JPH0175823U - - Google Patents

Description

[Brief explanation of drawings]

FIG. 1 is a sectional view showing an embodiment of the present invention, and FIG. 2 is a graph showing experimental results of the present invention. FIGS. 3A and 3B are sectional views showing different embodiments of the present invention. FIGS. 4A and 4B are graphs showing experimental results for different comparative examples.
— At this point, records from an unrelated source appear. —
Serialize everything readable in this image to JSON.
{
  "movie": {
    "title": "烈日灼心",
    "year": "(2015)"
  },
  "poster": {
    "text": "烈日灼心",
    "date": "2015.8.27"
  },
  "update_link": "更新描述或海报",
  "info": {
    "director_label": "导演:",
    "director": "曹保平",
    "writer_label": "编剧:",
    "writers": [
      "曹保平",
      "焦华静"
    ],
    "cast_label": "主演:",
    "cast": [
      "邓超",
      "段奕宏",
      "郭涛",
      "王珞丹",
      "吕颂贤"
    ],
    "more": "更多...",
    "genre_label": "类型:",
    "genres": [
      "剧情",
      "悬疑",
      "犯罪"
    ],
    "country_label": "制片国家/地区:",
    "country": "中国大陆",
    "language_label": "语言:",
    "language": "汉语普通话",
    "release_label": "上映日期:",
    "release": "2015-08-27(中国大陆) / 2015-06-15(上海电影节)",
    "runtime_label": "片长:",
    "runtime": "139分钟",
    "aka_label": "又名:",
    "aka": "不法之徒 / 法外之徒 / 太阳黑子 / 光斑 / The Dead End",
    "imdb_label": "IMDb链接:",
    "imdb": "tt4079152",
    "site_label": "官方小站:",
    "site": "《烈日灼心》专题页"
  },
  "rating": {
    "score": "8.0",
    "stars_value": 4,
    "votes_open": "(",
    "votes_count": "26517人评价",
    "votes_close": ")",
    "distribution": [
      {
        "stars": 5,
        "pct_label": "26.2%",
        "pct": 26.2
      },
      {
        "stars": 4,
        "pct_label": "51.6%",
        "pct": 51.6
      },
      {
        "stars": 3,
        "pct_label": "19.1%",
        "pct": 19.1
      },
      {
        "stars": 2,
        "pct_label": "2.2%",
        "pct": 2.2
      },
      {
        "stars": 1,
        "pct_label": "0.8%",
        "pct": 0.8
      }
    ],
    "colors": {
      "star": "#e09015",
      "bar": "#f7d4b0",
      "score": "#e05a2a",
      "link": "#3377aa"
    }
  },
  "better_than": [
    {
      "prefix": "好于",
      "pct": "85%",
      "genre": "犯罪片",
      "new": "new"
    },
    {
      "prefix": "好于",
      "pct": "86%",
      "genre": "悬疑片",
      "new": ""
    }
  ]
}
FIG. 5 is a sectional view showing a conventional example, and FIG. 6 is a graph showing experimental results. 2...Pipe reduction part, 3...Blowout nozzle, 5...
Pipe expansion portion, 6a, 6b...control nozzle, 7a,
7b... Return flow path, 8a, 8b... First partition, 1
0a, 10b...Discharge path, 11...Second partition wall, 1
1a, 11b...First curved surface, 11c...Second curved surface, 11d, 11e...End portion, 12...Target, 14...Sensor, 17, 20... Curved surface portion with large radius of curvature, 18 ... Curved surface portion with a small radius of curvature, 19 ... Plane portion, X ... Middle equivalent position, Y ... Half range of the first partition wall.

Claims (1)

[Scope of utility model registration request] Pipe reduction section 2, jet nozzle 3, and pipe enlargement section 5
are formed in series in the flow direction, and a pair of control nozzles 6a and 6b are provided at the boundary between the jet nozzle 3 and the expanded pipe section 5, oriented in a direction substantially perpendicular to the jet direction of the jet nozzle 3. A pair of return flow passages 7a and 7b are formed to face each other and connect the control nozzles 6a and 6b to the downstream side of the pipe enlarged portion 5, and the return flow passages 7a ，
A pair of discharge passages 10a, 10b each connected to 7b separately.
, a target 12 for stabilizing flow direction switching in the expanded pipe section 5, and a flow rate measurement sensor 14 for detecting a change in pressure or flow rate caused by a change in the flow direction of the jet flow from the jet nozzle 3. is provided, and the pipe enlarged portion 5 and the control nozzle 6a are provided.
, 6b and a pair of first partition walls 8a, 8b that partition and form the return channels 7a, 7b, the return channel 7 is
In order to form the second partition wall 11 which forms the starting end side portions of the return flow passages 7a and 7b and blocks the downstream side of the pipe enlarged portion 5, a pair of partition walls facing the starting end side portions of the return flow passages 7a and 7b are formed. first curved surfaces 11a, 11b,
and a second curved surface 11c facing the target 12 between the first curved surfaces 11a and 11b is formed into a substantially partially cylindrical shape recessed in the jetting direction of the jetting nozzle 3, and , a fluidic flowmeter provided with their center axes substantially parallel to each other, wherein the first partition walls 8a, 8
Each of the first partition walls 8a, 8b is provided with a half-cylindrical or approximately half-cylindrical outer circumferential surface, and the flat portion 19 or the curved surface portions 17, 20 having a large radius of curvature of the outer circumferential surfaces of the first partition walls 8a, 8b are connected to the tubes. The curved surface portion 18 with a small radius of curvature is connected to the passage enlarged portion 5 and the return passage 7.
a, 7b and control nozzles 6a, 6b, respectively,
In the ejection direction of the ejection nozzle 3, the first partition wall 8a or 8b and the first curved surface 11a or 11
The innermost part of the second curved surface 11c is arranged at a position X corresponding to approximately the middle of the innermost part of
The ends 11d and 11e of the partition wall 11 facing the inlets of the discharge passages 10a and 10b are connected to the first partition walls 8a and 8b in the ejection direction of the ejection nozzle 3, respectively.
A fluidic flowmeter is arranged in a range Y corresponding to the half of the jet nozzle 3 side.